In the mean time, who do we hope will take control of the
borders of Gaza?
The PA? Really? The leaders
of Hamas are going to let that happen why? Because of their
humanitarian impulses? Because their Iranian patrons
want it? And who and what is going to stop the
smuggling of weapons into Gaza?
I’m not a military man but I know the difference between Qassams and Grad
rockets, the kind that recently fell on Ashkelon.
Qassams can be made by Hamas, Grads have to be imported. Other than
reoccupation by the IDF, what’s going to stop the flow of Grad rockets into Gaza and then, on a high-arc, into Israel? And if
the IDF goes in, how do they go out? Who gets the keys this time when they
leave? If Abu Mazen gets them, will he be able to keep them, much less use
them?
In my view, what is happening in Gaza is pushing the entire peace process
right up to the precipice. The idea of “land for peace” is rapidly decaying
into a new concept called “land for rockets.” Not surprisingly, the Israelis
don’t seem to like it much.

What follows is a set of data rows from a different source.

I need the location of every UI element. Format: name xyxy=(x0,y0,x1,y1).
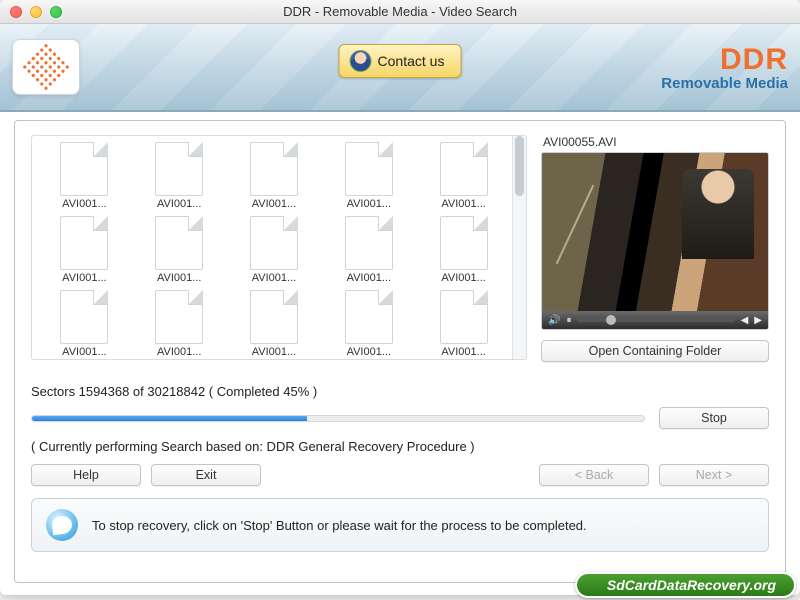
stop-button[interactable]: Stop xyxy=(659,407,769,429)
file-item[interactable]: AVI001... xyxy=(230,290,319,358)
file-icon xyxy=(440,142,488,196)
file-icon xyxy=(440,290,488,344)
file-item[interactable]: AVI001... xyxy=(324,290,413,358)
file-name: AVI001... xyxy=(135,198,224,210)
brand-block: DDR Removable Media xyxy=(661,43,788,92)
file-item[interactable]: AVI001... xyxy=(135,216,224,284)
open-containing-folder-button[interactable]: Open Containing Folder xyxy=(541,340,769,362)
file-icon xyxy=(345,290,393,344)
file-scrollbar[interactable] xyxy=(512,136,526,359)
file-name: AVI001... xyxy=(419,198,508,210)
minimize-icon[interactable] xyxy=(30,6,42,18)
next-button[interactable]: Next > xyxy=(659,464,769,486)
file-name: AVI001... xyxy=(230,346,319,358)
file-name: AVI001... xyxy=(40,272,129,284)
file-item[interactable]: AVI001... xyxy=(135,142,224,210)
file-icon xyxy=(345,216,393,270)
file-item[interactable]: AVI001... xyxy=(230,216,319,284)
bottom-buttons: Help Exit < Back Next > xyxy=(31,464,769,486)
back-button[interactable]: < Back xyxy=(539,464,649,486)
file-name: AVI001... xyxy=(324,198,413,210)
file-item[interactable]: AVI001... xyxy=(419,216,508,284)
file-item[interactable]: AVI001... xyxy=(230,142,319,210)
file-item[interactable]: AVI001... xyxy=(40,142,129,210)
file-icon xyxy=(60,142,108,196)
titlebar: DDR - Removable Media - Video Search xyxy=(0,0,800,24)
status-line: ( Currently performing Search based on: … xyxy=(31,439,769,454)
file-name: AVI001... xyxy=(135,272,224,284)
video-controls: 🔊 ⏸ ◀ ▶ xyxy=(542,311,768,329)
file-icon xyxy=(60,290,108,344)
file-item[interactable]: AVI001... xyxy=(135,290,224,358)
file-icon xyxy=(155,290,203,344)
progress-bar xyxy=(31,415,645,422)
info-icon xyxy=(46,509,78,541)
file-name: AVI001... xyxy=(40,198,129,210)
header-band: Contact us DDR Removable Media xyxy=(0,24,800,112)
brand-sub: Removable Media xyxy=(661,75,788,92)
hint-text: To stop recovery, click on 'Stop' Button… xyxy=(92,518,587,533)
scrollbar-thumb[interactable] xyxy=(515,136,524,196)
preview-box: 🔊 ⏸ ◀ ▶ xyxy=(541,152,769,330)
zoom-icon[interactable] xyxy=(50,6,62,18)
preview-filename: AVI00055.AVI xyxy=(541,135,769,149)
app-logo xyxy=(12,39,80,95)
next-icon[interactable]: ▶ xyxy=(754,315,762,326)
file-icon xyxy=(250,290,298,344)
file-icon xyxy=(345,142,393,196)
file-icon xyxy=(250,142,298,196)
file-item[interactable]: AVI001... xyxy=(419,290,508,358)
exit-button[interactable]: Exit xyxy=(151,464,261,486)
file-item[interactable]: AVI001... xyxy=(40,216,129,284)
file-name: AVI001... xyxy=(230,198,319,210)
brand-main: DDR xyxy=(661,43,788,77)
seek-bar[interactable] xyxy=(577,318,734,322)
contact-us-button[interactable]: Contact us xyxy=(339,44,462,78)
progress-section: Sectors 1594368 of 30218842 ( Completed … xyxy=(31,384,769,454)
file-name: AVI001... xyxy=(230,272,319,284)
file-name: AVI001... xyxy=(324,272,413,284)
body-area: AVI001... AVI001... AVI001... AVI001... AVI0… xyxy=(14,120,786,583)
pause-icon[interactable]: ⏸ xyxy=(566,315,571,326)
prev-icon[interactable]: ◀ xyxy=(741,315,749,326)
file-icon xyxy=(155,216,203,270)
file-list-pane: AVI001... AVI001... AVI001... AVI001... AVI0… xyxy=(31,135,527,360)
progress-fill xyxy=(32,416,307,421)
file-item[interactable]: AVI001... xyxy=(324,216,413,284)
file-icon xyxy=(155,142,203,196)
file-name: AVI001... xyxy=(419,346,508,358)
app-window: DDR - Removable Media - Video Search Con… xyxy=(0,0,800,595)
window-controls xyxy=(10,6,62,18)
preview-image xyxy=(542,153,768,311)
file-item[interactable]: AVI001... xyxy=(40,290,129,358)
file-name: AVI001... xyxy=(324,346,413,358)
file-name: AVI001... xyxy=(40,346,129,358)
hint-box: To stop recovery, click on 'Stop' Button… xyxy=(31,498,769,552)
progress-label: Sectors 1594368 of 30218842 ( Completed … xyxy=(31,384,769,399)
file-item[interactable]: AVI001... xyxy=(419,142,508,210)
volume-icon[interactable]: 🔊 xyxy=(548,315,560,326)
file-name: AVI001... xyxy=(135,346,224,358)
file-icon xyxy=(250,216,298,270)
logo-diamond-icon xyxy=(21,42,72,93)
file-item[interactable]: AVI001... xyxy=(324,142,413,210)
help-button[interactable]: Help xyxy=(31,464,141,486)
contact-avatar-icon xyxy=(350,50,372,72)
watermark: SdCardDataRecovery.org xyxy=(575,572,796,598)
file-icon xyxy=(60,216,108,270)
close-icon[interactable] xyxy=(10,6,22,18)
contact-label: Contact us xyxy=(378,53,445,69)
window-title: DDR - Removable Media - Video Search xyxy=(0,4,800,19)
file-name: AVI001... xyxy=(419,272,508,284)
file-icon xyxy=(440,216,488,270)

And signals from Jerusalem seem to indicate that they’re
losing patience and interest in the PA anyway. At Annapolis, we had a meeting that wasn’t a
conference, and certainly not a summit, that put into motion negotiations on an
agreement which was originally a declaration, but is now moving toward becoming
an understanding. I see a lot movement
but not much forward motion. When do we see real changes, real sacrifices, real political pain? I’m not seeing any of these things from
any of the parties and I’m starting to suspect that I’m not going to.